After all, there were couples that had no means of having children, or had no intention of having them. Would that mean they couldn’t be called families? There were people who came together for a cause and called each other family without involving children, and in Zein’s eyes, it was still an eligible bond.
Bassena leaned back and tilted himself slightly so his shoulder touched Zein’s. He shifted his gaze from the playing children to the blue sky, to memories rooted in his soul. Slowly, he opened his mouth to speak his mind.
"While I was growing up, I always thought that I wouldn’t have any children," he confessed.
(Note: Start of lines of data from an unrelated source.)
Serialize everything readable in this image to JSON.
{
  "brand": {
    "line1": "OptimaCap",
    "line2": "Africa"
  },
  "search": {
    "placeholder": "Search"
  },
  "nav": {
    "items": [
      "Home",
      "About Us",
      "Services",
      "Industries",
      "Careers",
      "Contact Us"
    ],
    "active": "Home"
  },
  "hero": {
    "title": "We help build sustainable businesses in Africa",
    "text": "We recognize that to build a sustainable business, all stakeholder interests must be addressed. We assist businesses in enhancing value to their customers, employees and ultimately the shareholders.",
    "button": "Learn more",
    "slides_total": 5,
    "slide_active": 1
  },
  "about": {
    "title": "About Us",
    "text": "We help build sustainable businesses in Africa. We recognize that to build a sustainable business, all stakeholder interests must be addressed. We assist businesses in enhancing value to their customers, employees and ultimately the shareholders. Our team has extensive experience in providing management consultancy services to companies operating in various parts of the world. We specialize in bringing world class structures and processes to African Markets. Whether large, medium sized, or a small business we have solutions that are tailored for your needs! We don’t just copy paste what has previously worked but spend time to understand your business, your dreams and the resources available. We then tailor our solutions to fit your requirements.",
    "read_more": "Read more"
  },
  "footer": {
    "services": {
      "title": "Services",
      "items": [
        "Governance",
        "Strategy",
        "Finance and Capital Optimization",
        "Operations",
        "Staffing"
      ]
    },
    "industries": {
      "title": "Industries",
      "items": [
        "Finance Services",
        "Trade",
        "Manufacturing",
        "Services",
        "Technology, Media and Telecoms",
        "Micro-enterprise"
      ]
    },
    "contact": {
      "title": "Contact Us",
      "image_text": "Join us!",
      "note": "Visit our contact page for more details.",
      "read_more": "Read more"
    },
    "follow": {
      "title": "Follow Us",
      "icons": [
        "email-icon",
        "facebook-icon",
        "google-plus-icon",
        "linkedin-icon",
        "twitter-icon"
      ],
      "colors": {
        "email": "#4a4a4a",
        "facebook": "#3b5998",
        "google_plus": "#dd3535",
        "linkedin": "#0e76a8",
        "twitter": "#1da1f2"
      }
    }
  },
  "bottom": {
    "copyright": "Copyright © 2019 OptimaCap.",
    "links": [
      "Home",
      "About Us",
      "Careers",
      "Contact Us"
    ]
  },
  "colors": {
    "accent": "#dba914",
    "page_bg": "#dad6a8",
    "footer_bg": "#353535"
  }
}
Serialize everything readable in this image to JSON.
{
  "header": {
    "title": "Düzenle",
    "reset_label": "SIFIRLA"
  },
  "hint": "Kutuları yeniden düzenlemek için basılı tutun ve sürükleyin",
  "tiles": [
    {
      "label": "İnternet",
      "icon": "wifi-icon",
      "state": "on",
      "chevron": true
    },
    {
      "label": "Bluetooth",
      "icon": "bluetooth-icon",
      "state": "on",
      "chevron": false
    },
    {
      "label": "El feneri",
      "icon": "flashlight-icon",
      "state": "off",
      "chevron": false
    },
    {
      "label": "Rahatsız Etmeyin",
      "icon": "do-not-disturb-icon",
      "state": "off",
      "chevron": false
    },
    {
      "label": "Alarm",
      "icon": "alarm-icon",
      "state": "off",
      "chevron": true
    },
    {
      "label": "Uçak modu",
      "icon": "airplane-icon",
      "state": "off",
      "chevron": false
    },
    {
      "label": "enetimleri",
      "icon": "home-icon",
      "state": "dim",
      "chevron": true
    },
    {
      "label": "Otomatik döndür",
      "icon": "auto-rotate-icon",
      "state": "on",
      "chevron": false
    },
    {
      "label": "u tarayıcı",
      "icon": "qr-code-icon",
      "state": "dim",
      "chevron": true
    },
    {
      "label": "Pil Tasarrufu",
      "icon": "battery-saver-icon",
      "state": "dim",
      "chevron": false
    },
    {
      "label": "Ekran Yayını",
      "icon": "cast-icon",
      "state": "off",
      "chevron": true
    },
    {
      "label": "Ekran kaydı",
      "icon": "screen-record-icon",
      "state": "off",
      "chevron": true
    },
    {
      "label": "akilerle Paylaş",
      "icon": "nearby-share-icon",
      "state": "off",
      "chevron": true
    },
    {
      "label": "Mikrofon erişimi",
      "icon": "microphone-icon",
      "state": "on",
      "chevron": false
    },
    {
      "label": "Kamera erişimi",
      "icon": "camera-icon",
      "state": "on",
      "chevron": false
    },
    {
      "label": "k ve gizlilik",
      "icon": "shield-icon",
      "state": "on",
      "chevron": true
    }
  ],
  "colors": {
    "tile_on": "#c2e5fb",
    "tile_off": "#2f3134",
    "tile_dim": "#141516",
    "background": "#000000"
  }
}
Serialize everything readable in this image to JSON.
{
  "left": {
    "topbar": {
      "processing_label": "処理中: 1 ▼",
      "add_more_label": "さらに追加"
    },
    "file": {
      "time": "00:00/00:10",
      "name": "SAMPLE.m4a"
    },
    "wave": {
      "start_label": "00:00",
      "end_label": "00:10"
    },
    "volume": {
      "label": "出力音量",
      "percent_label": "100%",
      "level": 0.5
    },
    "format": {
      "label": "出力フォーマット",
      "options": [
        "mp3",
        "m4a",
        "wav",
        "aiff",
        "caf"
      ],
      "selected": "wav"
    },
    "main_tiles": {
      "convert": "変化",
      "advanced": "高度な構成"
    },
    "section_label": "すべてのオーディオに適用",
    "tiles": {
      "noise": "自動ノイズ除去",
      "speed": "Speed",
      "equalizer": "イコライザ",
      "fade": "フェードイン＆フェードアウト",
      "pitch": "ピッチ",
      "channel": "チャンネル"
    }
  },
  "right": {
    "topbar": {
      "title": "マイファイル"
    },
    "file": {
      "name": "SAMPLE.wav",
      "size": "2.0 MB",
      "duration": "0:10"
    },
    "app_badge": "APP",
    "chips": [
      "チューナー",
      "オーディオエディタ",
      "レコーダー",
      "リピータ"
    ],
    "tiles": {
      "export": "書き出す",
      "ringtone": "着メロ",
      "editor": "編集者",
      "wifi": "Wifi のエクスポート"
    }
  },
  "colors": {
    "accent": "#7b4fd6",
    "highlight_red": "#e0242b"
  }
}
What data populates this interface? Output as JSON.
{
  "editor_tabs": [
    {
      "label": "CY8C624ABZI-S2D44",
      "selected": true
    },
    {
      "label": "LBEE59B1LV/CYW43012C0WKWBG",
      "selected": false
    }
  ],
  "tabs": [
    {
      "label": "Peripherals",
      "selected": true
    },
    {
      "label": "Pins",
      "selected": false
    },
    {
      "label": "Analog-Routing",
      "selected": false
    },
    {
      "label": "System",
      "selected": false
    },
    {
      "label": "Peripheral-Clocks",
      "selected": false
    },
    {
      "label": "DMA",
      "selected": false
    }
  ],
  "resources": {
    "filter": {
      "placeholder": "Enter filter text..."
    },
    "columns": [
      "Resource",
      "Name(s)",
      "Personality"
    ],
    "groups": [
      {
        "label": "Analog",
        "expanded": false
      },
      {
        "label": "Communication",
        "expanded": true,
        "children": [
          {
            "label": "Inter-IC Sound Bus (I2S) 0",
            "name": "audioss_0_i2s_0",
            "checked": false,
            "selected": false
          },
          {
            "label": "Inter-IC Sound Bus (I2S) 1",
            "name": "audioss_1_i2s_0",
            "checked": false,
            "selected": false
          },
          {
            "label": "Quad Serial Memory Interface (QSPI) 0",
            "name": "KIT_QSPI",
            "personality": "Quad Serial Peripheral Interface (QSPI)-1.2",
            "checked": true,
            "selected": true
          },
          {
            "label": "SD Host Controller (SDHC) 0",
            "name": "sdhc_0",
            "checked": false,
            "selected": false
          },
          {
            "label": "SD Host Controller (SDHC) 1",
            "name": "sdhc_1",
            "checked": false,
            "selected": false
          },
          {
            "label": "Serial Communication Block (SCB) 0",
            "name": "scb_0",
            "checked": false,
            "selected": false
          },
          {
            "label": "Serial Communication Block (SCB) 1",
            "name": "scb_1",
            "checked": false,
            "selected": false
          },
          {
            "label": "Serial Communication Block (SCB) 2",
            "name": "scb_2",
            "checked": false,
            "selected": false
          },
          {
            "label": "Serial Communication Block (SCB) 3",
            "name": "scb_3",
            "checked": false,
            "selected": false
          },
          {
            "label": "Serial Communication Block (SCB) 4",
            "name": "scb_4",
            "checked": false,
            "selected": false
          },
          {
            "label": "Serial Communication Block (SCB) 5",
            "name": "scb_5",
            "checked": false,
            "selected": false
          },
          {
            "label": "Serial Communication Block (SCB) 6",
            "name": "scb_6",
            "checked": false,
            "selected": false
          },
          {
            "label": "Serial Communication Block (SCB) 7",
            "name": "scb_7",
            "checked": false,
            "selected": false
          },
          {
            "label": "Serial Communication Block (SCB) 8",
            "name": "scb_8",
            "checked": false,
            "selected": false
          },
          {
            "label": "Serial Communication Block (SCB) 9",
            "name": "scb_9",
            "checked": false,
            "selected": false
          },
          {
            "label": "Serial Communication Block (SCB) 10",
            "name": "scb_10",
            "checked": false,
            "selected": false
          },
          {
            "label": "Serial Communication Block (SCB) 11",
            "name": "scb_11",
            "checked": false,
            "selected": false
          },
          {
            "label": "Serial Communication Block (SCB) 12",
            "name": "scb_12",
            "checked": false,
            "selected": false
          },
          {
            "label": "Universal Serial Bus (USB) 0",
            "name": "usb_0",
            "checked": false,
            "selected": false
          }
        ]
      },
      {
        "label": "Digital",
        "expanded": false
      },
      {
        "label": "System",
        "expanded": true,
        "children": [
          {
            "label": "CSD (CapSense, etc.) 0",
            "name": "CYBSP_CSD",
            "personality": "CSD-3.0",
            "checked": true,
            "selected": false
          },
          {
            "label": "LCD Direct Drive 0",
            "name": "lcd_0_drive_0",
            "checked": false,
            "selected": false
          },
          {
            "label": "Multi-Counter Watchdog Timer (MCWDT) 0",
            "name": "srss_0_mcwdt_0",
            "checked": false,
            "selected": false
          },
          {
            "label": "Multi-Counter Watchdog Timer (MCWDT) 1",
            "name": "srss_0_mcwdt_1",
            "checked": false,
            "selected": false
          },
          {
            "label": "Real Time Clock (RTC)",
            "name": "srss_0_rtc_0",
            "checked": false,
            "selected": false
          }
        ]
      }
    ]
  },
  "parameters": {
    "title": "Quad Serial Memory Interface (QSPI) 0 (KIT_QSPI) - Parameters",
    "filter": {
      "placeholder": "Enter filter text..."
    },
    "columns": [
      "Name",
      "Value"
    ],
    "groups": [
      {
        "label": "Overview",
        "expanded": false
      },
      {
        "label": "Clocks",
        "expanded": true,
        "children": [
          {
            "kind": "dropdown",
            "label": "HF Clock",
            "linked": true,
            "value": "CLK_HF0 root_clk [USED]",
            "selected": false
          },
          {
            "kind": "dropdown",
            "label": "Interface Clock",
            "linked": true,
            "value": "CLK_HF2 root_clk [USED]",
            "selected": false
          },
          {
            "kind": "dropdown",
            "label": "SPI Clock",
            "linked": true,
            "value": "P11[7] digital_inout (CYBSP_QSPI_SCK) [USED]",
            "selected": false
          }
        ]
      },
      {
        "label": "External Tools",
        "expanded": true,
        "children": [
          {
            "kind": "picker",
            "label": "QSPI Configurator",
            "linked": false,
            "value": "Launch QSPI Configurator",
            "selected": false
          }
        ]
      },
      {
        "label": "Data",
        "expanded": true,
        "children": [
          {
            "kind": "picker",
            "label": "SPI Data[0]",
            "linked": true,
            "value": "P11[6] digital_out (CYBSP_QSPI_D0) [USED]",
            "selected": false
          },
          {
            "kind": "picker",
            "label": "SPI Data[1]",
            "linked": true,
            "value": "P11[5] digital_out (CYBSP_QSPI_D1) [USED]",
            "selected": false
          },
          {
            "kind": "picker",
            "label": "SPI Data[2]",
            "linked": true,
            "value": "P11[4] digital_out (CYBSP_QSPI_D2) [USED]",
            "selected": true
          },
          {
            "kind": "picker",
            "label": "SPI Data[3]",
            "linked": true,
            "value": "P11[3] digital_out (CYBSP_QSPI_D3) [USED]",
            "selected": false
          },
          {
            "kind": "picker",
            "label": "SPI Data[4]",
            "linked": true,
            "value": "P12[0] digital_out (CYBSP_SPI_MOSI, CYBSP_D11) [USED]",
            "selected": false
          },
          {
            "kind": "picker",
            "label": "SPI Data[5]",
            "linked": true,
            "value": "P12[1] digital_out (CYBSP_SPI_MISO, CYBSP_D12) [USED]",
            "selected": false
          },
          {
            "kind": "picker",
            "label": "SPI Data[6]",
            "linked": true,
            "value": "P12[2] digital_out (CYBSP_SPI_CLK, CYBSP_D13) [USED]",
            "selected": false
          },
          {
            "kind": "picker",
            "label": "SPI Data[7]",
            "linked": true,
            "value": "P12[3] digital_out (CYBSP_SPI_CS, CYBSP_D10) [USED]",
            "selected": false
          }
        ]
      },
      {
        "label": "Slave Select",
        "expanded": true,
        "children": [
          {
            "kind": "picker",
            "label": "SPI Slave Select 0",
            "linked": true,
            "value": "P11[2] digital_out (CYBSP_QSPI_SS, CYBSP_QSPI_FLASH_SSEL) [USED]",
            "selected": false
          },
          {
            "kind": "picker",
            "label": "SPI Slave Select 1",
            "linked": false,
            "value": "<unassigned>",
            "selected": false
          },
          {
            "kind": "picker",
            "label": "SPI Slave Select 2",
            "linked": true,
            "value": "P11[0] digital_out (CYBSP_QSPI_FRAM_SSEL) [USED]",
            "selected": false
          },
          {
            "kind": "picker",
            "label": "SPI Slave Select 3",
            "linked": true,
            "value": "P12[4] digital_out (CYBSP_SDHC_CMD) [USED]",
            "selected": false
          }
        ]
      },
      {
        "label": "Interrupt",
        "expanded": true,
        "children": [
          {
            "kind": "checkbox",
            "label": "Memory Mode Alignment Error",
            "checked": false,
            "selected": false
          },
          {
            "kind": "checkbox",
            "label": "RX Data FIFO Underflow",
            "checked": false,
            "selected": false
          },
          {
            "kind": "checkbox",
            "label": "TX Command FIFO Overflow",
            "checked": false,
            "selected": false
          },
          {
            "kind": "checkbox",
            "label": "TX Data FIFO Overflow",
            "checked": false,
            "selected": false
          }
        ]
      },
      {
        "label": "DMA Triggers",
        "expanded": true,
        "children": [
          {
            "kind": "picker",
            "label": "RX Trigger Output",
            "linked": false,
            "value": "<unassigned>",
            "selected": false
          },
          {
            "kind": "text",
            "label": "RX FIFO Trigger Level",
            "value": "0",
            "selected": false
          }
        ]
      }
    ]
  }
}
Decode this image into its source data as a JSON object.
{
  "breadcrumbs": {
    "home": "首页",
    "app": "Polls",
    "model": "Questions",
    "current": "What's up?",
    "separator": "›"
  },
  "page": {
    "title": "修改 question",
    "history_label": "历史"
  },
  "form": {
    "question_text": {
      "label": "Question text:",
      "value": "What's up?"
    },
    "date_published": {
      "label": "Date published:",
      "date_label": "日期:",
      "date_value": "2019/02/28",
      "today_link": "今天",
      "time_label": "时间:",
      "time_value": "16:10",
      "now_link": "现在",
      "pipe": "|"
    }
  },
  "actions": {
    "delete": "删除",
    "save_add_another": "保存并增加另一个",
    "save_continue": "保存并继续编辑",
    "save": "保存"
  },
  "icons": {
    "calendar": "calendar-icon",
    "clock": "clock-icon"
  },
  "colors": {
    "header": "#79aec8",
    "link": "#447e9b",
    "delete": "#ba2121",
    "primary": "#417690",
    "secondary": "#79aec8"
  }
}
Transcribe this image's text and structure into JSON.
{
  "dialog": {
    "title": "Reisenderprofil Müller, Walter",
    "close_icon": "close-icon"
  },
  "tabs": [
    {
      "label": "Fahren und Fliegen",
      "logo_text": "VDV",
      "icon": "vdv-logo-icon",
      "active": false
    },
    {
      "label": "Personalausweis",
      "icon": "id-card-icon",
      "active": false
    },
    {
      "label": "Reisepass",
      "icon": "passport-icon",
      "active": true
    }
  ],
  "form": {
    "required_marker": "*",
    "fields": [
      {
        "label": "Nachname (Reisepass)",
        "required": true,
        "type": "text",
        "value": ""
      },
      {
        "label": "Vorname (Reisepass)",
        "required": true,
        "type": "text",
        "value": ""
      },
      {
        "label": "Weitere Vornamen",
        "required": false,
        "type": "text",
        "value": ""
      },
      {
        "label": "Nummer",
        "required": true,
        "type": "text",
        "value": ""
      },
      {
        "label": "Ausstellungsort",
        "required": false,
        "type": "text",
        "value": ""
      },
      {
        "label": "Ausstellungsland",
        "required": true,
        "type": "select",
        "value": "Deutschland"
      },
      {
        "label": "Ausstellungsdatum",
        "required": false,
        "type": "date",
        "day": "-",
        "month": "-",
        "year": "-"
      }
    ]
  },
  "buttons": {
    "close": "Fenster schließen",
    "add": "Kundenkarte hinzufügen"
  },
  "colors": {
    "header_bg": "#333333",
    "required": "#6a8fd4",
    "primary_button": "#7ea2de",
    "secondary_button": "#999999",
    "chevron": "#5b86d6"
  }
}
The hardened eyes reflected all the bitter things he had to endure during his childhood. "I don’t want to sire a child that would only live in misery."
That’s why Bassena said he didn’t care about Zein not having a womb, and honestly, Zein thought the same. From the moment he held the twins’ tiny toddler hands, he cursed the people who let their children be born into a harsh reality that even adults had a hard time enduring. A lot of children were left without ever knowing their parents, and died before they could question it.
But that was why Zein decided to build the orphanage. He couldn’t care less about the adults, but children shouldn’t bear the responsibility of the life their parents shoved into them. As one of the children who had to suffer since birth, Zein understood well the sentiment of not wishing for a child to suffer the same way he did.
"With time, that thought only grew," Bassena continued. "I realized that blood could be toxic, and that bonds could be made outside what people called family."
It was a justified view from someone who had to annihilate his own family because that so-called family had killed his mother and tried to kill him too. Someone whose semblance of familial bond was only found through two strangers who were forced to subdue him in the academy.